A raucous, riotous and audacious Olympic opening ceremony
Here's what Danny Boyle got right in his raucous and riotous opening ceremony extravaganza for the London Olympics. In sharp contrast to the militaristic precision of Beijing's spectacular 2008 effort, Boyle brought wonder and whimsy and wit to the proceedings, without skimping on any of the patriotic touch points that are a must at any Olympic opening ceremony.
If I gave you a list of the ingredients that were part of this rich menu, you would be hard pressed to imagine how they could all come together. The much-mentioned sheep, cows, maypoles and pastoral idyll formed the early part of the show, and it was hard to imagine how this scene of a Britain of times gone by could possibly be transformed into anything resembling the last two centuries of British history.

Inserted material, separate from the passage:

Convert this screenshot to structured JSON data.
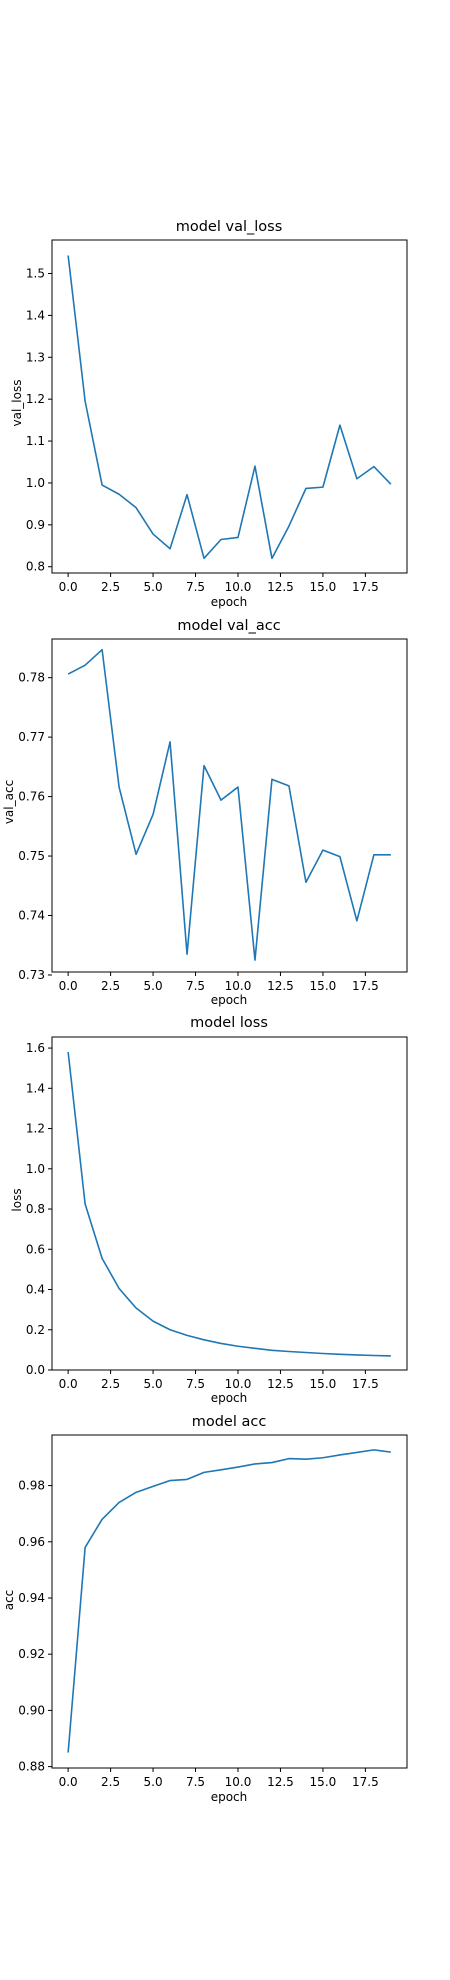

In an astonishing display of audacity and bravado, we were soon entering the upheaval of the Industrial Revolution, with the green pastures of the shire replaced by the ferocity of industrial destruction and creation. The percussive drums of Scottish drummer Evelyn Glennie, deaf since birth, led the musical charge that saw the Olympic Stadium transformed into the grimy, harsh and at the same time spectacular landscape of industrial Britain.
Top-hatted plutocrats sashayed across the stadium, as the workers of Britain's industrial heights forged iron that transformed into a ring that formed the fifth Olympic ring, rising majestically above the stadium to join the other four rings, with fireworks exploding as they were suspended high in the air.
What followed was a who's who of British cultural icons; James Bond (Daniel Craig) and The Queen, together. Yes, really. The Royal Air Force, Cockney Pearly Kings and Queens; a beautiful homage to British children's literature from the scary Lord Voldemort and the Child Snatcher to Mary Poppins and Peter Pan, including a reading by the modern queen of children's literature J.K.Rowling.
A celebration of Britain's National Health Service was a remarkably political statement on the part of the director that came across as something more benign - a celebration of the accomplishments of his country. The sight of hundreds of pajama-clad kids trampolining on hospital beds represented all that is soft and fuzzy and right about aiding the sick, a sketch that would probably never make it in an equivalent ceremony in the U.S.
Throw in some Mr. Bean, Mike Oldfied's tubular bells, a medley of the last 50 years of British music — rock, pop, ska, and grime — and there was something for everyone.
What was amazing about the whole thing was that it worked.
It was dazzling and grand and heartwarming and emotional and fun, all at the same time. And it was the fun that came through the most. People seemed to be having fun. Contrast that with the automaton nature of the Beijing performers, and one could get misty-eyed about the whole thing.
Danny Boyle gave us the Britain we have all heard about, but he wrapped it up in his unique creative style. I wasn't sure what to expect from him, but the fact that he got James Bond to escort The Queen to the Olympics is enough to earn my respect and my gratitude. I hope that the television watcher in the U.S. will get a full sense of the whole package; it was an entertainment worthy of the spectacle.